We offer a full-time position for the duration of your doctoral studies, starting from an agreed date, with an earliest commencement of 1st of April, 2026. You will be part of a dynamic and interdisciplinary team of researchers specializing in thermodynamics, process design, energy system optimization, and life cycle assessment. The environment encourages collaborative efforts to address critical global challenges from molecular to systems scales.
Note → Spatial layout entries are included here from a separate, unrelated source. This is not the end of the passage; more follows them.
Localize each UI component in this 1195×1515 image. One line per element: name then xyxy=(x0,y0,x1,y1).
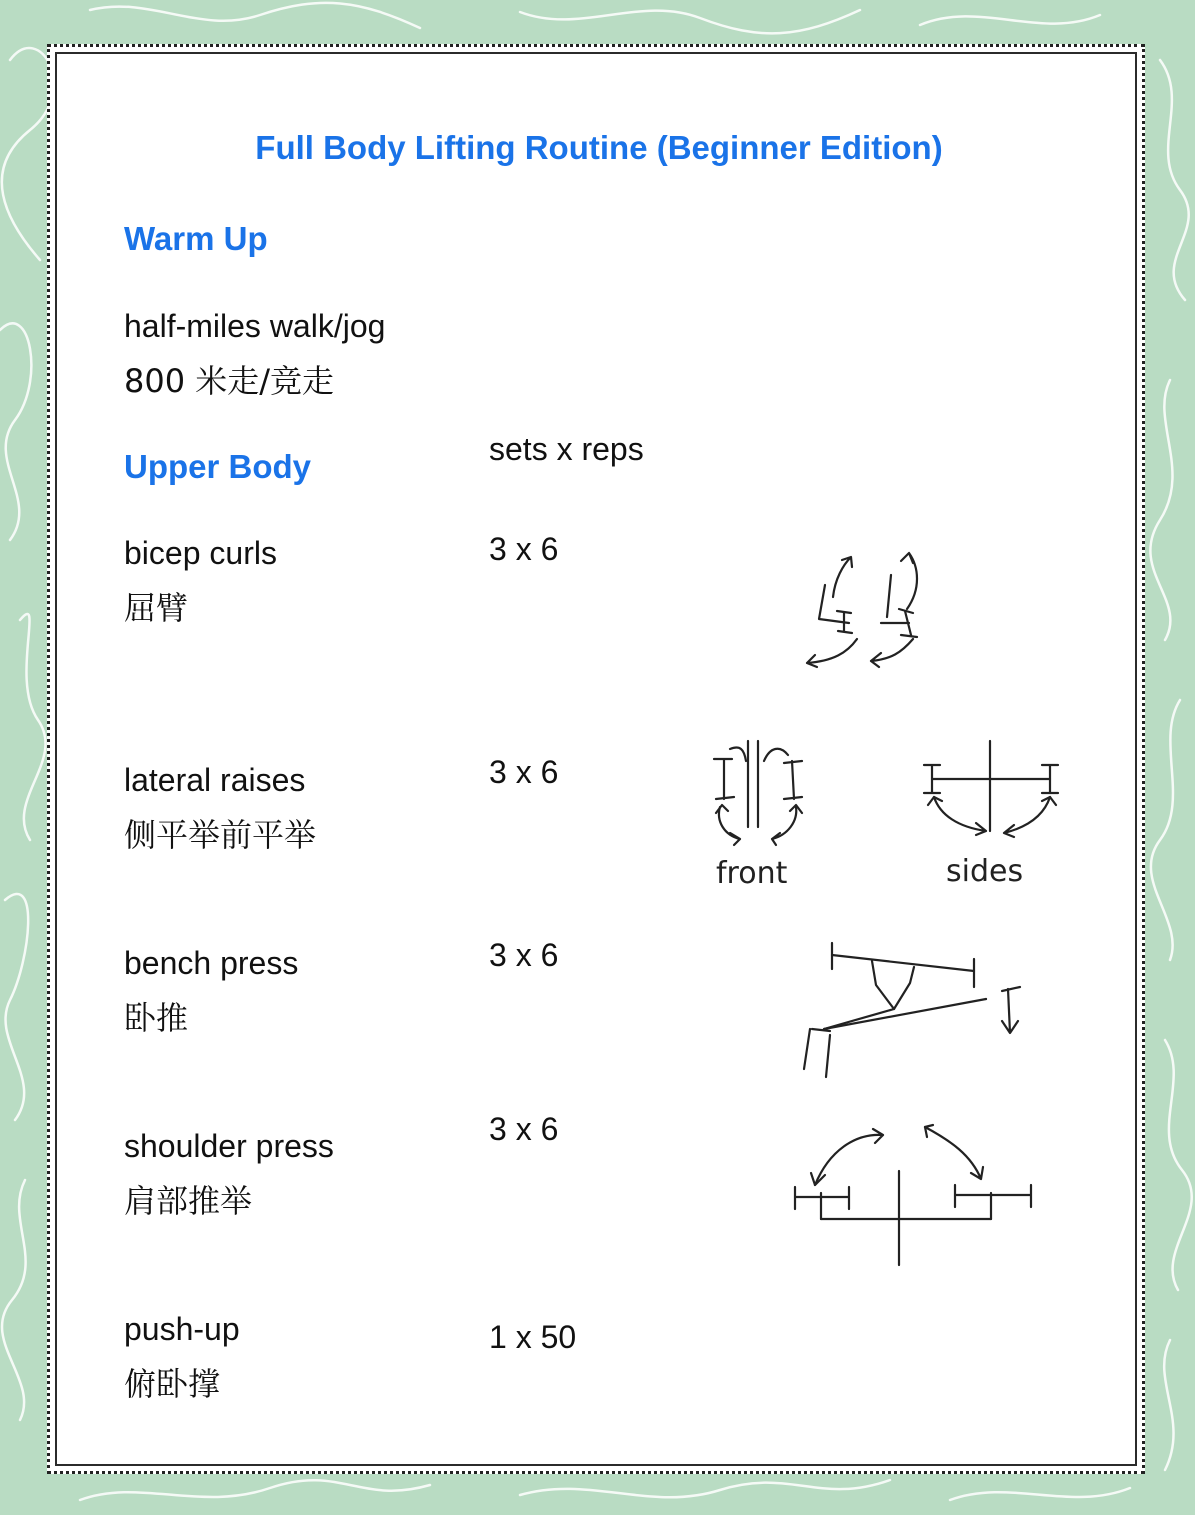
page-title: Full Body Lifting Routine (Beginner Edition) xyxy=(255,129,943,166)
exercise-name-en: lateral raises xyxy=(124,762,306,798)
front-label: front xyxy=(716,856,788,891)
upper-body-heading: Upper Body xyxy=(124,448,312,485)
exercise-sets-reps: 3 x 6 xyxy=(489,1111,559,1147)
front-raise-sketch xyxy=(700,735,820,905)
shoulder-press-sketch xyxy=(785,1115,1045,1275)
exercise-name-en: bicep curls xyxy=(124,535,277,571)
warm-up-item-en: half-miles walk/jog xyxy=(124,308,386,344)
exercise-name-en: push-up xyxy=(124,1311,240,1347)
bicep-curl-sketch xyxy=(795,527,935,672)
bench-press-sketch xyxy=(790,937,1030,1087)
exercise-name-en: shoulder press xyxy=(124,1128,334,1164)
exercise-sets-reps: 3 x 6 xyxy=(489,531,559,567)
routine-sheet xyxy=(47,44,1145,1474)
exercise-name-zh: 肩部推举 xyxy=(124,1182,253,1220)
exercise-sets-reps: 1 x 50 xyxy=(489,1319,577,1355)
exercise-name-zh: 俯卧撑 xyxy=(124,1365,221,1403)
sets-reps-column-header: sets x reps xyxy=(489,431,644,467)
exercise-name-zh: 屈臂 xyxy=(124,589,189,627)
warm-up-heading: Warm Up xyxy=(124,220,268,257)
exercise-sets-reps: 3 x 6 xyxy=(489,937,559,973)
lateral-raise-sketch xyxy=(910,735,1080,905)
exercise-sets-reps: 3 x 6 xyxy=(489,754,559,790)
exercise-name-zh: 侧平举前平举 xyxy=(124,816,317,854)
exercise-name-zh: 卧推 xyxy=(124,999,189,1037)
exercise-name-en: bench press xyxy=(124,945,299,981)
warm-up-item-zh: 800 米走/竞走 xyxy=(124,362,335,400)
sides-label: sides xyxy=(946,854,1024,889)
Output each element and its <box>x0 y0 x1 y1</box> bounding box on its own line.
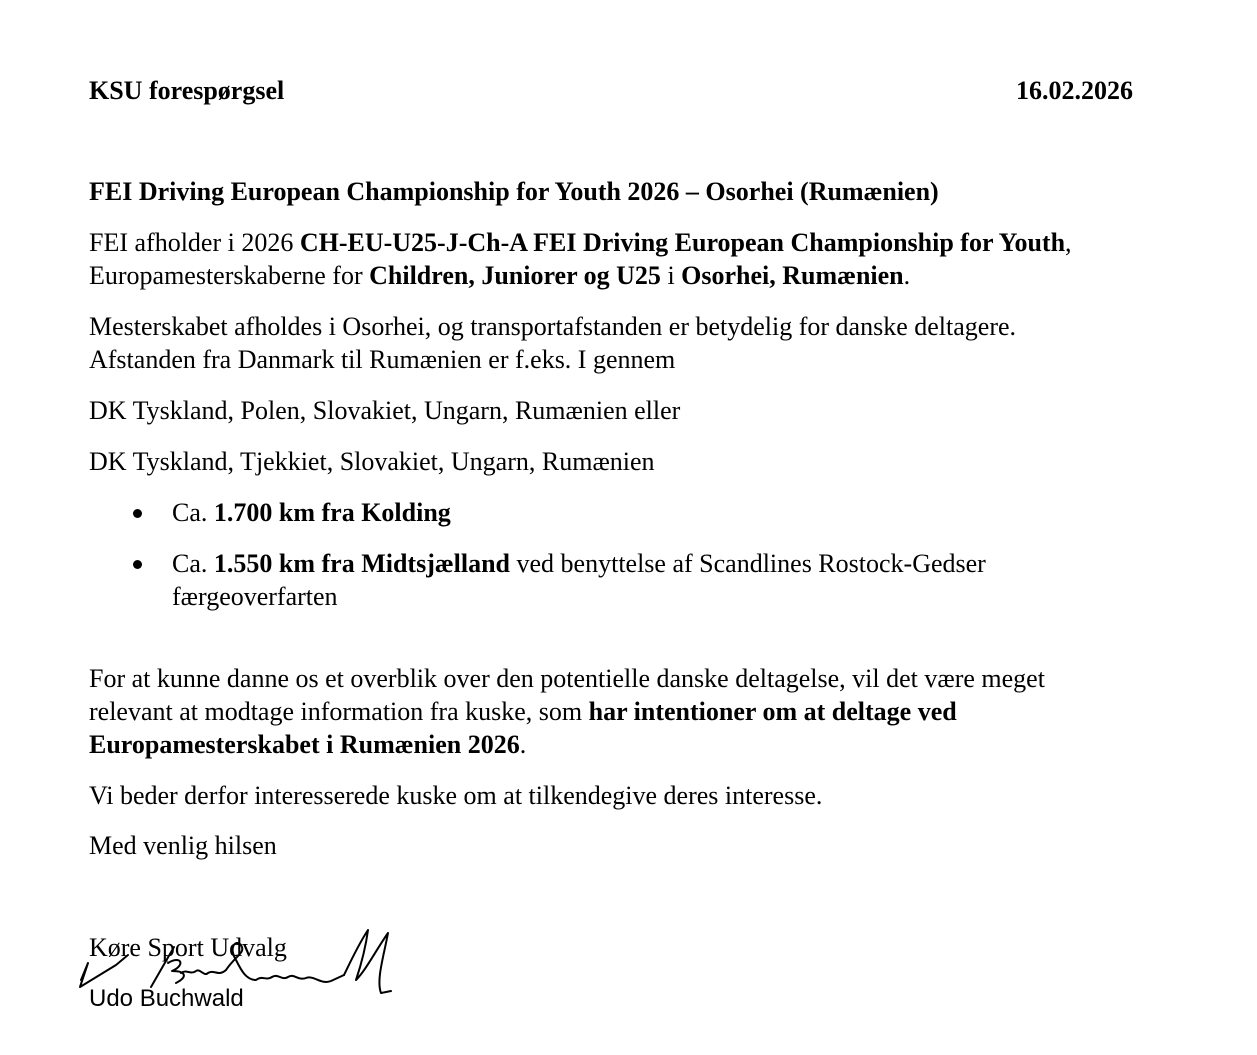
bullet-prefix: Ca. <box>172 498 214 527</box>
intro-text: FEI afholder i 2026 <box>89 228 300 257</box>
event-location: Osorhei, Rumænien <box>681 261 904 290</box>
signature-stroke <box>226 943 344 982</box>
committee-name: Køre Sport Udvalg <box>89 933 287 962</box>
signature-stroke <box>344 930 391 993</box>
signature-stroke <box>151 947 226 987</box>
document-subject: KSU forespørgsel <box>89 76 285 105</box>
overview-punct: . <box>519 730 527 759</box>
request-text: Vi beder derfor interesserede kuske om at tilkendegive deres interesse. <box>89 781 823 810</box>
intro-punct: . <box>903 261 911 290</box>
intro-line-1 <box>89 226 1072 259</box>
overview-line-3 <box>89 728 526 761</box>
overview-line-1: For at kunne danne os et overblik over den potentielle danske deltagelse, vil det være meget <box>89 664 1045 693</box>
route-1: DK Tyskland, Polen, Slovakiet, Ungarn, Rumænien eller <box>89 396 681 425</box>
overview-line-2 <box>89 695 957 728</box>
list-item-text <box>172 547 986 580</box>
route-2: DK Tyskland, Tjekkiet, Slovakiet, Ungarn, Rumænien <box>89 447 655 476</box>
intro-text: Europamesterskaberne for <box>89 261 370 290</box>
signature-stroke <box>80 955 128 987</box>
age-categories: Children, Juniorer og U25 <box>369 261 661 290</box>
intro-punct: , <box>1065 228 1072 257</box>
transport-line-2: Afstanden fra Danmark til Rumænien er f.eks. I gennem <box>89 345 676 374</box>
list-item-continuation: færgeoverfarten <box>172 582 338 611</box>
distance-midtsjaelland: 1.550 km fra Midtsjælland <box>213 549 511 578</box>
intro-text: i <box>660 261 682 290</box>
bullet-suffix: ved benyttelse af Scandlines Rostock-Gedser <box>510 549 986 578</box>
distance-kolding: 1.700 km fra Kolding <box>213 498 451 527</box>
list-item-text <box>172 496 451 529</box>
document-date: 16.02.2026 <box>1016 76 1133 105</box>
bullet-icon <box>133 560 142 569</box>
event-code: CH-EU-U25-J-Ch-A FEI Driving European Championship for Youth <box>299 228 1066 257</box>
bullet-icon <box>133 509 142 518</box>
handwritten-signature <box>76 925 406 1020</box>
overview-emphasis: Europamesterskabet i Rumænien 2026 <box>89 730 520 759</box>
bullet-prefix: Ca. <box>172 549 214 578</box>
overview-text: relevant at modtage information fra kuske, som <box>89 697 589 726</box>
signatory-name: Udo Buchwald <box>89 985 244 1012</box>
overview-emphasis: har intentioner om at deltage ved <box>588 697 957 726</box>
intro-line-2 <box>89 259 910 292</box>
closing-text: Med venlig hilsen <box>89 831 277 860</box>
transport-line-1: Mesterskabet afholdes i Osorhei, og transportafstanden er betydelig for danske deltagere. <box>89 312 1017 341</box>
document-title: FEI Driving European Championship for Youth 2026 – Osorhei (Rumænien) <box>89 177 939 206</box>
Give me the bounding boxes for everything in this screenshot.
This PhD position grants access to state-of-the-art computational power, fostering impactful research and the development of essential skills in critical thinking, data analysis, problem-solving, and project management through contributions to the broader academic community.

We Value Diversity and Sustainability

ETH Zurich is committed to fostering an inclusive culture where equality of opportunity is prioritized, and diversity is valued. We cultivate a working environment that upholds the rights and dignity of all staff and students. Sustainability is also a core value for us; we are continually working towards a climate-neutral future.

Curious? So Are We.

Apply online using the form below.

Please ensure that your application includes the following documents:

• Curriculum Vitae, max. 2 pages
• Motivational Letter, max. 2 pages
• Transcript of records
• Contact details of 2 references

Only applications matching the job profile will be considered.

Questions regarding the position should be directed to Dr. Philipp Rehner at prehner@ethz.ch (no applications).

About ETH Zürich

ETH Zurich is a world-leading university specializing in science and technology. We are recognized for our exceptional education, pioneering research, and our commitment to translating knowledge into societal benefit. With a community of over 30,000 individuals from more than 120 countries, we promote independent thought and maintain an environment that inspires excellence. Situated in the heart of Europe and fostering global connections, we work collaboratively to address the challenges our world faces today and into the future.